A descriptive review of cases showed that less than 4% of patients with low back or leg pain were candidates for surgery. Less than 9% of patients reached the chronic stage of care. The mean number of days to maximum improvement under care was 29, and the average number of treatments to maximum improvement was 12.
The results of this study provide some evidence for the use of chiropractic management, particularly flexion distraction manipulation, in the treatment of back pain problems due to a variety of mechanical causes.

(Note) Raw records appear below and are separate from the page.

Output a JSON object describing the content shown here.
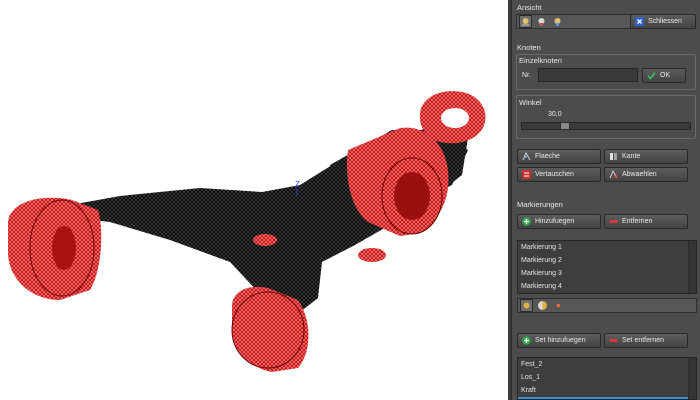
{
  "panel": {
    "ansicht": {
      "title": "Ansicht",
      "close_label": "Schliessen"
    },
    "knoten": {
      "title": "Knoten",
      "einzelknoten": {
        "title": "Einzelknoten",
        "nr_label": "Nr.",
        "nr_value": "",
        "ok_label": "OK"
      },
      "winkel": {
        "title": "Winkel",
        "value": "30,0",
        "slider_fraction": 0.24
      },
      "buttons": {
        "flaeche": "Flaeche",
        "kante": "Kante",
        "vertauschen": "Vertauschen",
        "abwaehlen": "Abwaehlen"
      }
    },
    "markierungen": {
      "title": "Markierungen",
      "add_label": "Hinzufuegen",
      "remove_label": "Entfernen",
      "items": [
        "Markierung 1",
        "Markierung 2",
        "Markierung 3",
        "Markierung 4"
      ]
    },
    "sets": {
      "add_label": "Set hinzufuegen",
      "remove_label": "Set entfernen",
      "items": [
        "Fest_2",
        "Los_1",
        "Kraft",
        ""
      ],
      "selected_index": 3
    }
  },
  "viewport": {
    "axis_label": "Z"
  },
  "colors": {
    "mesh_red": "#d01818",
    "mesh_black": "#0a0a0a",
    "panel_bg": "#4c4c4c",
    "add_green": "#2faa4a",
    "remove_red": "#d63a3a",
    "selection_blue": "#3a8fd8"
  }
}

Bergmann TF, Jongeward BV: Manipulative therapy in lower back pain with leg pain and neurological deficit. J Of Manipulative and Physiological Therapeutics 1998; 21(4):288-294
Chiropractors need a nonsurgical, conservative approach to treat low back pain with sciatica as an alternative to and before beginning the more aggressive, and potentially hazardous, surgical treatment. There is some support for the idea that lumbar disc herniation with neurological deficit and radicular pain does not contraindicate the judicious used of manipulation. Although significant questions remain for the evaluation and treatment of lumbar radiculopathy (sciatica) with disc herniations) there is ample evidence to suggest that a course of conservative care, including spinal manipulation, should be completed before surgical consult is considered.
Ice was applied to a patient's lower back for 5 minutes, followed by flexion-distraction mobilization done by placing a hand contact over the L4 spinous process and using the pelvic section of the table to distract the lumbar spine between the L4-L5 segment. This procedure was repeated three times with each distractive process held for 20 seconds. The patient was told to lie on her back at home with her knees bent in a "90/90" position whenever possible. She was instructed to get up only for bathroom use.
One week after this appointment, she reported that her lower back pain was almost gone and that the leg pain no longer bothered her. Treatment again consisted of lumbar flexion distraction and long axis distraction of the lower extremity. At this point, side posture rotary manipulation was added to her treatment plan.